Smalley says those costs are “significant.”

“We don’t know the level of proof the courts are going to require or how far back the court will allow us to go back or go forward,” he said. “There’s a lot of that that’s going to have to be determined. But we know the costs are significant both in human costs and in dollars.”

Smalley says the costs to the county include costs incurred by the health care system and social services as well as public safety and the legal system.

Whitfield County Board of Commissioners Chairman Lynn Laughter said the county owes it to its residents and taxpayers to try to recoup some of those costs.

“We don’t know exactly what they are at this point or what we might be able to recover,” she said.

More than 250 lawsuits have been filed nationwide by state and local governments against opioid makers and distributors. Almost all of them have consolidated.
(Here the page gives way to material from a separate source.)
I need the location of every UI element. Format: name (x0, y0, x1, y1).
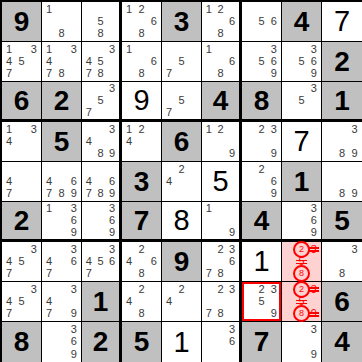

They are being heard by Judge Dan Polster, a U.S. District Court judge in Cleveland, Ohio, who was appointed by a federal commission.
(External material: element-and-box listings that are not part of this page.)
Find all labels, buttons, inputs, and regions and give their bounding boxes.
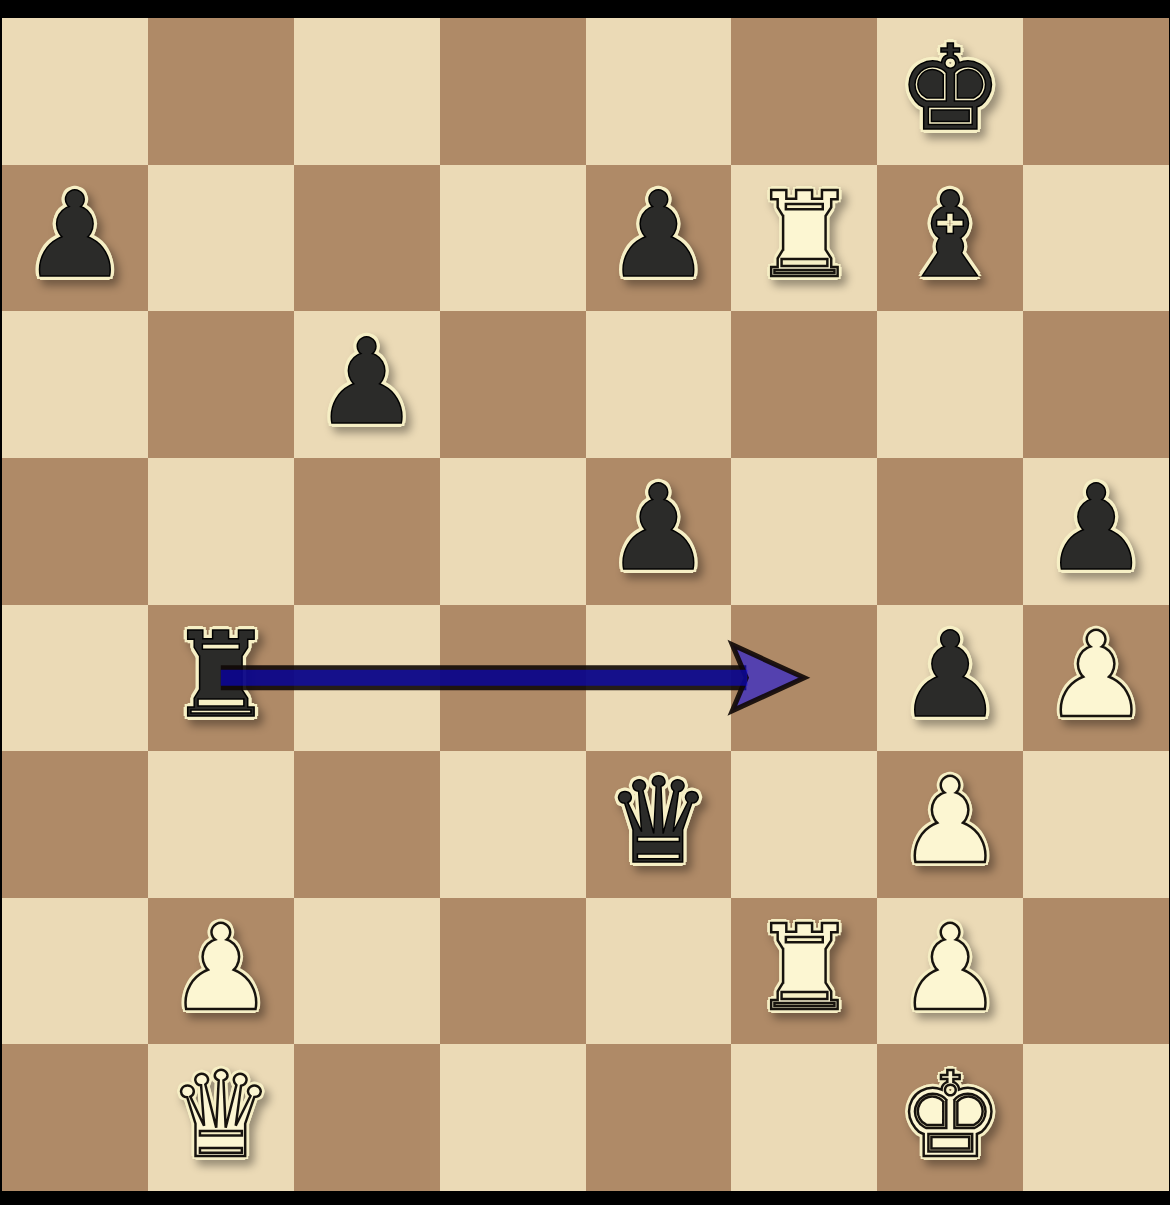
square-g6[interactable] (877, 311, 1023, 458)
black-pawn: ♟ (606, 176, 712, 294)
square-c7[interactable] (294, 165, 440, 312)
black-pawn: ♟ (606, 469, 712, 587)
square-h4[interactable]: ♟ (1023, 605, 1169, 752)
square-f1[interactable] (731, 1044, 877, 1191)
square-b6[interactable] (148, 311, 294, 458)
black-pawn: ♟ (314, 323, 420, 441)
square-e8[interactable] (586, 18, 732, 165)
square-h6[interactable] (1023, 311, 1169, 458)
square-d8[interactable] (440, 18, 586, 165)
square-a7[interactable]: ♟ (2, 165, 148, 312)
white-pawn: ♟ (1043, 616, 1149, 734)
square-e4[interactable] (586, 605, 732, 752)
black-bishop: ♝ (897, 176, 1003, 294)
white-pawn: ♟ (897, 909, 1003, 1027)
square-d6[interactable] (440, 311, 586, 458)
square-c5[interactable] (294, 458, 440, 605)
square-g1[interactable]: ♚ (877, 1044, 1023, 1191)
square-e3[interactable]: ♛ (586, 751, 732, 898)
square-c8[interactable] (294, 18, 440, 165)
white-pawn: ♟ (168, 909, 274, 1027)
square-f6[interactable] (731, 311, 877, 458)
square-c4[interactable] (294, 605, 440, 752)
square-d5[interactable] (440, 458, 586, 605)
square-c1[interactable] (294, 1044, 440, 1191)
white-rook: ♜ (751, 176, 857, 294)
square-d1[interactable] (440, 1044, 586, 1191)
square-d2[interactable] (440, 898, 586, 1045)
board-frame: ♚♟♟♜♝♟♟♟♜♟♟♛♟♟♜♟♛♚ (0, 0, 1170, 1205)
square-a5[interactable] (2, 458, 148, 605)
square-f2[interactable]: ♜ (731, 898, 877, 1045)
square-b1[interactable]: ♛ (148, 1044, 294, 1191)
square-d3[interactable] (440, 751, 586, 898)
square-b4[interactable]: ♜ (148, 605, 294, 752)
square-a2[interactable] (2, 898, 148, 1045)
square-c2[interactable] (294, 898, 440, 1045)
chess-board: ♚♟♟♜♝♟♟♟♜♟♟♛♟♟♜♟♛♚ (2, 18, 1169, 1191)
square-f4[interactable] (731, 605, 877, 752)
square-d4[interactable] (440, 605, 586, 752)
black-pawn: ♟ (897, 616, 1003, 734)
square-c6[interactable]: ♟ (294, 311, 440, 458)
square-h1[interactable] (1023, 1044, 1169, 1191)
square-f3[interactable] (731, 751, 877, 898)
square-b2[interactable]: ♟ (148, 898, 294, 1045)
white-pawn: ♟ (897, 762, 1003, 880)
black-queen: ♛ (606, 762, 712, 880)
square-b7[interactable] (148, 165, 294, 312)
square-g4[interactable]: ♟ (877, 605, 1023, 752)
square-a8[interactable] (2, 18, 148, 165)
square-h5[interactable]: ♟ (1023, 458, 1169, 605)
black-pawn: ♟ (1043, 469, 1149, 587)
square-b5[interactable] (148, 458, 294, 605)
square-h7[interactable] (1023, 165, 1169, 312)
white-king: ♚ (897, 1056, 1003, 1174)
square-f5[interactable] (731, 458, 877, 605)
square-h3[interactable] (1023, 751, 1169, 898)
square-a3[interactable] (2, 751, 148, 898)
square-f7[interactable]: ♜ (731, 165, 877, 312)
square-e1[interactable] (586, 1044, 732, 1191)
square-a6[interactable] (2, 311, 148, 458)
square-b8[interactable] (148, 18, 294, 165)
square-e5[interactable]: ♟ (586, 458, 732, 605)
square-h8[interactable] (1023, 18, 1169, 165)
white-rook: ♜ (751, 909, 857, 1027)
square-a1[interactable] (2, 1044, 148, 1191)
square-f8[interactable] (731, 18, 877, 165)
square-a4[interactable] (2, 605, 148, 752)
square-d7[interactable] (440, 165, 586, 312)
square-e6[interactable] (586, 311, 732, 458)
square-g2[interactable]: ♟ (877, 898, 1023, 1045)
white-queen: ♛ (168, 1056, 274, 1174)
square-g7[interactable]: ♝ (877, 165, 1023, 312)
square-e2[interactable] (586, 898, 732, 1045)
square-e7[interactable]: ♟ (586, 165, 732, 312)
square-g3[interactable]: ♟ (877, 751, 1023, 898)
square-b3[interactable] (148, 751, 294, 898)
square-g8[interactable]: ♚ (877, 18, 1023, 165)
black-pawn: ♟ (22, 176, 128, 294)
black-king: ♚ (897, 29, 1003, 147)
square-c3[interactable] (294, 751, 440, 898)
square-h2[interactable] (1023, 898, 1169, 1045)
square-g5[interactable] (877, 458, 1023, 605)
black-rook: ♜ (168, 616, 274, 734)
Smalley said it is likely that the Georgia lawsuit will be consolidated with those other lawsuits.

According to press accounts, Polster seems to be trying to get the governments and drugmakers to agree to some sort of settlement.

“That does seem to be the push, and that’s one of the reasons for the urgency to go ahead and file now,” Smalley said. “Because these matters across the country do seem to be on a faster track, we wanted to make sure cities and counties here would be protected as well.”

Several drugmakers named in the lawsuit did not immediately respond to emails or phone messages left at their corporate headquarters Monday afternoon.

Dalton City Administrator Jason Parker said Monday night that City Council members were aware that other local governments were thinking about suing opioid makers but it isn’t something the council members have discussed.